Later that week, I decided “a little sinus pressure” was a highly subjective metric. So I pulled my Tyr on, and I jumped in the water
for the first time in two months. I had missed swimming, but until I hopped into the diving well and felt the water rush around my head, I hadn’t realized how physically deep the craving went.

I’ve tried running; I have two USMC marathon medals and two blown-out knees to prove it. I’ve put in time on the stairmaster and the elliptical. I’ve tried classes in aerobics (it was the early 90s, y’all). I got some small measure of mental satisfaction by making myself do something I really didn’t enjoy. Who doesn’t love the chance to be smug over how disciplined they are? However, I have rarely felt any sort of physical satisfaction with any exercise other than swimming. Some people get runner’s high. My exercise high apparently requires me to add water.

In my single days, there was no better way to end the work week than by hopping in the pool and knocking out a fast 1650. I wasn’t available on Friday nights; I was home washing (the chlorine out of) my hair. If I’m traveling, I feel twitchy and ill-prepared unless I’ve got my suit and goggles with me; I’d rather go without clean underwear than bypass an opportunity to swim. When I moved out to California, it took me six days to find an apartment. It took me six hours to find a health club with a pool within two blocks from work. The monthly membership cost about half as much as my rent. I didn’t care. Even on my worst days, I finish my laps feeling simultaneously calm and energized; that feeling is worth a lot to me.

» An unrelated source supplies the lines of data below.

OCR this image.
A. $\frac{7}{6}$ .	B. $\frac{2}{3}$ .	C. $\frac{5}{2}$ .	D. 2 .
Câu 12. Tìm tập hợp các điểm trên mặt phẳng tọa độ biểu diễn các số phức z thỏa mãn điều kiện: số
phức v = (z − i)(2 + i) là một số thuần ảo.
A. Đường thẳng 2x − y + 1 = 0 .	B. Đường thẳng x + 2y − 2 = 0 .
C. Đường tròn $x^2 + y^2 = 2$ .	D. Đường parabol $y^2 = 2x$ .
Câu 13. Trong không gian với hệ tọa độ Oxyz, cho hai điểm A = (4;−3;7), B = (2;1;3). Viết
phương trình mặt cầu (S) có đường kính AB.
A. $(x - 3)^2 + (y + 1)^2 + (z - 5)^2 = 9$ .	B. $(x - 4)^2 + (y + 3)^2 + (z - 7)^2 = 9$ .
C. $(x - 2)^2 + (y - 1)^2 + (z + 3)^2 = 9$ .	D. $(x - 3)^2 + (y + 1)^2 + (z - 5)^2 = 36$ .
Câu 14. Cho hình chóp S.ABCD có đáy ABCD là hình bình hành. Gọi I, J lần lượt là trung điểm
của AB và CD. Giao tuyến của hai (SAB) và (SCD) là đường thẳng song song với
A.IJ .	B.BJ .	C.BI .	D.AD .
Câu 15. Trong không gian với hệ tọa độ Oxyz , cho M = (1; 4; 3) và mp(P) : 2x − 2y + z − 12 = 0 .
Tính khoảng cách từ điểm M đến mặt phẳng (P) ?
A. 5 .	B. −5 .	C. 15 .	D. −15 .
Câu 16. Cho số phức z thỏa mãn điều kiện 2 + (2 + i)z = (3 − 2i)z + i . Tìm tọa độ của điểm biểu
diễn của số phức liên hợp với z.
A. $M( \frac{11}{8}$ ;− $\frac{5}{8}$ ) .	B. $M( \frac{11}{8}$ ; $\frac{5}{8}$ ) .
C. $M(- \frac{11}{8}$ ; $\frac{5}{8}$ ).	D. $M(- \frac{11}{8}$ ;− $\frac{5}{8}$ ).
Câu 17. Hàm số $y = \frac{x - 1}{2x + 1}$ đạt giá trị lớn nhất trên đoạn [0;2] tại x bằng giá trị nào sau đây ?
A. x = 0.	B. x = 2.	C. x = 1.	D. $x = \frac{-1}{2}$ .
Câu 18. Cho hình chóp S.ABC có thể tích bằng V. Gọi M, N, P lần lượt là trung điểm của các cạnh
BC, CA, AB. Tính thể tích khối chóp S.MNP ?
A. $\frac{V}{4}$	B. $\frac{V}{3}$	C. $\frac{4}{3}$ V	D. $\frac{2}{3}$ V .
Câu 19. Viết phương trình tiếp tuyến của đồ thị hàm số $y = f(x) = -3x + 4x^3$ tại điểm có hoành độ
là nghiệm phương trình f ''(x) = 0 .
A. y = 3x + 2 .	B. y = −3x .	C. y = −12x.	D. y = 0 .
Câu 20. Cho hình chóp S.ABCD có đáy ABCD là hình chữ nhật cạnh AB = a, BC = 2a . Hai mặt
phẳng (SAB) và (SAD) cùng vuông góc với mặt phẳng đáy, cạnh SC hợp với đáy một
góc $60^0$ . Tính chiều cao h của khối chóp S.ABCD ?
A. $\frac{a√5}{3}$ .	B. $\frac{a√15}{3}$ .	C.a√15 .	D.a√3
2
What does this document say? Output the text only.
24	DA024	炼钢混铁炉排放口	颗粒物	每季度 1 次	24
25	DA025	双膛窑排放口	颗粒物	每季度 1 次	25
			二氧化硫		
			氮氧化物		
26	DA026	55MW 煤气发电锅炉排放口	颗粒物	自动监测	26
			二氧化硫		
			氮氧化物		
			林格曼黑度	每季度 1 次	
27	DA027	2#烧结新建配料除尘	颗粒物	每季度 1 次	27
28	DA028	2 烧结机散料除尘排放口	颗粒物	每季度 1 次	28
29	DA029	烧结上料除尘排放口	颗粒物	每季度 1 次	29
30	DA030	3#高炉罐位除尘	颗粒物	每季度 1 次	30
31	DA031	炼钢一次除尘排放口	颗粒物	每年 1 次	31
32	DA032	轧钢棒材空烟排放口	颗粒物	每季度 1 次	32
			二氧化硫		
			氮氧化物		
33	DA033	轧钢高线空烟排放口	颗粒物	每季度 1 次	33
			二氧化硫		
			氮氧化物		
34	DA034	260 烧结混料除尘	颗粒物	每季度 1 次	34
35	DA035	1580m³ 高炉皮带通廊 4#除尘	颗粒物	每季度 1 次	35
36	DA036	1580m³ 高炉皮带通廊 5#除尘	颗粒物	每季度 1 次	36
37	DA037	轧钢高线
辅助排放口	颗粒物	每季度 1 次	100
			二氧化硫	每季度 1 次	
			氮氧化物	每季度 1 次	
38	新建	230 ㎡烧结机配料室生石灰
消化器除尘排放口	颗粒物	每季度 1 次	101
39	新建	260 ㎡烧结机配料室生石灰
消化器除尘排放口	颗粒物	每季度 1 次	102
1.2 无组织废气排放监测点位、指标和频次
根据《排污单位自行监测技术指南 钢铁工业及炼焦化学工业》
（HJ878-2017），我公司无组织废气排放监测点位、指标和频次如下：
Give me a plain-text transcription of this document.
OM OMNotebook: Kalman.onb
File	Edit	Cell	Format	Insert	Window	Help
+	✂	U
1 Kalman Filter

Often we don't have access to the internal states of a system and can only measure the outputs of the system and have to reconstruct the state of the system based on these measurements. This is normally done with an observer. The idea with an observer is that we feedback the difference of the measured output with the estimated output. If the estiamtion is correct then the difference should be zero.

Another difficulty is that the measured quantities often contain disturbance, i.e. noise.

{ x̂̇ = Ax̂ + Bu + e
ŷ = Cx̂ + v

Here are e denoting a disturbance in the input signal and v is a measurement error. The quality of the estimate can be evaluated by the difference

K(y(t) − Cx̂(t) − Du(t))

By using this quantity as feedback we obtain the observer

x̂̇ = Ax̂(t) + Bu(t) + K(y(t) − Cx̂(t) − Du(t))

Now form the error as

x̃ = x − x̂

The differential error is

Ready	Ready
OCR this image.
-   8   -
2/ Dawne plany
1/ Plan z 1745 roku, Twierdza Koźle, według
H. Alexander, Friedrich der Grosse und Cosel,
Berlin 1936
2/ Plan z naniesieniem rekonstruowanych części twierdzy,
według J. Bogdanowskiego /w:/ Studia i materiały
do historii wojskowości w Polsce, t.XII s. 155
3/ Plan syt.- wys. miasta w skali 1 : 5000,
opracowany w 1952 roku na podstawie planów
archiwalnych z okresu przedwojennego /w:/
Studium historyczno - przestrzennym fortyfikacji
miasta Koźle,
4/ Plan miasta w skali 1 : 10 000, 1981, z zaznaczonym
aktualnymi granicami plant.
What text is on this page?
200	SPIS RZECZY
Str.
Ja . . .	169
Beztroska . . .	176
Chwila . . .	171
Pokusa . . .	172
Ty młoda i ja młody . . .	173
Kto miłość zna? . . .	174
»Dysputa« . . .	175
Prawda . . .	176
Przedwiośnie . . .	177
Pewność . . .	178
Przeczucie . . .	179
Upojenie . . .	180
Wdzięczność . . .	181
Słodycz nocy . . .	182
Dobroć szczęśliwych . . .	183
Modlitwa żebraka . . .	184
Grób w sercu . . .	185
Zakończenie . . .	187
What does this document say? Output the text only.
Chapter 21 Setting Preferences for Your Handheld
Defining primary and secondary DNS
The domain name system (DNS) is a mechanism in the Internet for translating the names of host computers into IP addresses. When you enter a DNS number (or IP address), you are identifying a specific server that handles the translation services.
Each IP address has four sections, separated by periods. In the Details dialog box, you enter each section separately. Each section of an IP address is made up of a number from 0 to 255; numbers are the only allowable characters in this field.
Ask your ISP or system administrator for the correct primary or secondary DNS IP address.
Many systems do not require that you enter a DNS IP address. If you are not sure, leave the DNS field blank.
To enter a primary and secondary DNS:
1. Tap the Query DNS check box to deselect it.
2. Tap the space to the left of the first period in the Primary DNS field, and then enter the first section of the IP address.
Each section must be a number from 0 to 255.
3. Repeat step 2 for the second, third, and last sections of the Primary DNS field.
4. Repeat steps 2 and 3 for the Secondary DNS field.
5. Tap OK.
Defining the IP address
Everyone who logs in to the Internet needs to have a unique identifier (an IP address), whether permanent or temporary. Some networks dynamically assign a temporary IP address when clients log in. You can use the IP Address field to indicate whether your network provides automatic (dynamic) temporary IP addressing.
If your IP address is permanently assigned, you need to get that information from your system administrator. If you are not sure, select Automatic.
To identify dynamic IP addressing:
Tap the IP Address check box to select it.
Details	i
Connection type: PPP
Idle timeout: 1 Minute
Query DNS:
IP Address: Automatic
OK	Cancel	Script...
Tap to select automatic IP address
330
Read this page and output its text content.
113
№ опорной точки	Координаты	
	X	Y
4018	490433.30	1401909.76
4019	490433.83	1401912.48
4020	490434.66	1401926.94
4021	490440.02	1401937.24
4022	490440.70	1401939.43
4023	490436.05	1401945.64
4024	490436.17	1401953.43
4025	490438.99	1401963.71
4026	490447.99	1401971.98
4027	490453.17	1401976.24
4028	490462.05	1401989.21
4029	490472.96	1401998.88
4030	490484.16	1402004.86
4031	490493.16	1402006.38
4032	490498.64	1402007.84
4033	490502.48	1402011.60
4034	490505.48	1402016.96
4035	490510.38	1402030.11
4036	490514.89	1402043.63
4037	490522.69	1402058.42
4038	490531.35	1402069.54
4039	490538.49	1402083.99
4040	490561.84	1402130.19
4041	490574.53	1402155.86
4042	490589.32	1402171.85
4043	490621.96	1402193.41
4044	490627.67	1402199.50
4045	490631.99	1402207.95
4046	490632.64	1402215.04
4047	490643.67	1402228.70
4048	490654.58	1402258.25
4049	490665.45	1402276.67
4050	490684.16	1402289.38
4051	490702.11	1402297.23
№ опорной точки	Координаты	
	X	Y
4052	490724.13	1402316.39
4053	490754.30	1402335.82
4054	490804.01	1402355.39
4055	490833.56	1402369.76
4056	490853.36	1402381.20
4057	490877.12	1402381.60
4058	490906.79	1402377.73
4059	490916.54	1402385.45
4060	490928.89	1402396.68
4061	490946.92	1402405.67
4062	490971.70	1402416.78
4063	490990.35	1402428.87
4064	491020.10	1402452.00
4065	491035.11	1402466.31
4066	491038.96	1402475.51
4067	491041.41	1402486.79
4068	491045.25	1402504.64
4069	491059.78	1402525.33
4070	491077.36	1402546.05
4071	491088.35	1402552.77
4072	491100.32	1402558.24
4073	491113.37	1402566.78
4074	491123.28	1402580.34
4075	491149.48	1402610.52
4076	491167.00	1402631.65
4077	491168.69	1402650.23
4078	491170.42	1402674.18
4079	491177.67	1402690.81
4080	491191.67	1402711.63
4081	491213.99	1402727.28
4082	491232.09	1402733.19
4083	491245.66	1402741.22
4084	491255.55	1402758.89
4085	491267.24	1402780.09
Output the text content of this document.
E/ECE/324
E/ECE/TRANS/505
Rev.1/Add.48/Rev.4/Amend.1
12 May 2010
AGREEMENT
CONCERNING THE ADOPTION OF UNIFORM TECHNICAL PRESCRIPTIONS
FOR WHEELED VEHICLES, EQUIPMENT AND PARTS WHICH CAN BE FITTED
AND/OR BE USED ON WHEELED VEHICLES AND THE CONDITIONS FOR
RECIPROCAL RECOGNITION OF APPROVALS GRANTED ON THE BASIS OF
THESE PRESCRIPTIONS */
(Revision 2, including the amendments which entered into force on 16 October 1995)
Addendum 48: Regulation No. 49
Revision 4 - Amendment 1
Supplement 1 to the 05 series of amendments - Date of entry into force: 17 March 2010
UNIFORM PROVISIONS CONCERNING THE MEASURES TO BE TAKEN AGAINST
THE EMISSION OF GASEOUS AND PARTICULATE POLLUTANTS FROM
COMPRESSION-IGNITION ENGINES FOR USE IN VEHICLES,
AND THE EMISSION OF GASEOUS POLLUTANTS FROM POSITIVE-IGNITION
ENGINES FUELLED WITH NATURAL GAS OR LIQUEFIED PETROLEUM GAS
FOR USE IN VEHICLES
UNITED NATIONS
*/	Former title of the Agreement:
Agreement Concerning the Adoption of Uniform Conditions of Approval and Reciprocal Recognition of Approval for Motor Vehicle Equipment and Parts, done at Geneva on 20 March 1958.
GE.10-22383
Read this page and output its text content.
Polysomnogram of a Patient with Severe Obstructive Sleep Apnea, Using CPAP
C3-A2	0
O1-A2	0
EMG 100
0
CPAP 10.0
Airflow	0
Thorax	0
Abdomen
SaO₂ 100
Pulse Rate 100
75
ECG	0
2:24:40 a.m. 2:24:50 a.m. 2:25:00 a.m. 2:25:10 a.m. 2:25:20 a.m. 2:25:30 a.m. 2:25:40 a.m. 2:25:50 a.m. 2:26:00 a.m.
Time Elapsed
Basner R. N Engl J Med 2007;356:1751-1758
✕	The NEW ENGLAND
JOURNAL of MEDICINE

I know that swimming stresses some people out. I used to teach adult swim lessons, and I know that for some, not being able to stand steadily on your feet is a big deal. For others, it’s the horrible uncertainty of not knowing when you’ll suck in a snootful of water. But that’s what I love about the sport. For a klutz like me, swimming is the only time I feel completely at home in my physical self. And focusing on the syncopation of stroking and breathing is a great way to push your attention into the present–not the past that you can’t change or the future you can’t control, but the here and now, where every pulling stroke through the water is one more chance to get it right.

The doctor was right to caution me not to swim while the incision was healing and my tender sinuses were recovering. But the real recovery, I think, began happening once I could get back in the pool. I got my equilibrium back the minute I couldn’t touch the bottom of the pool anymore.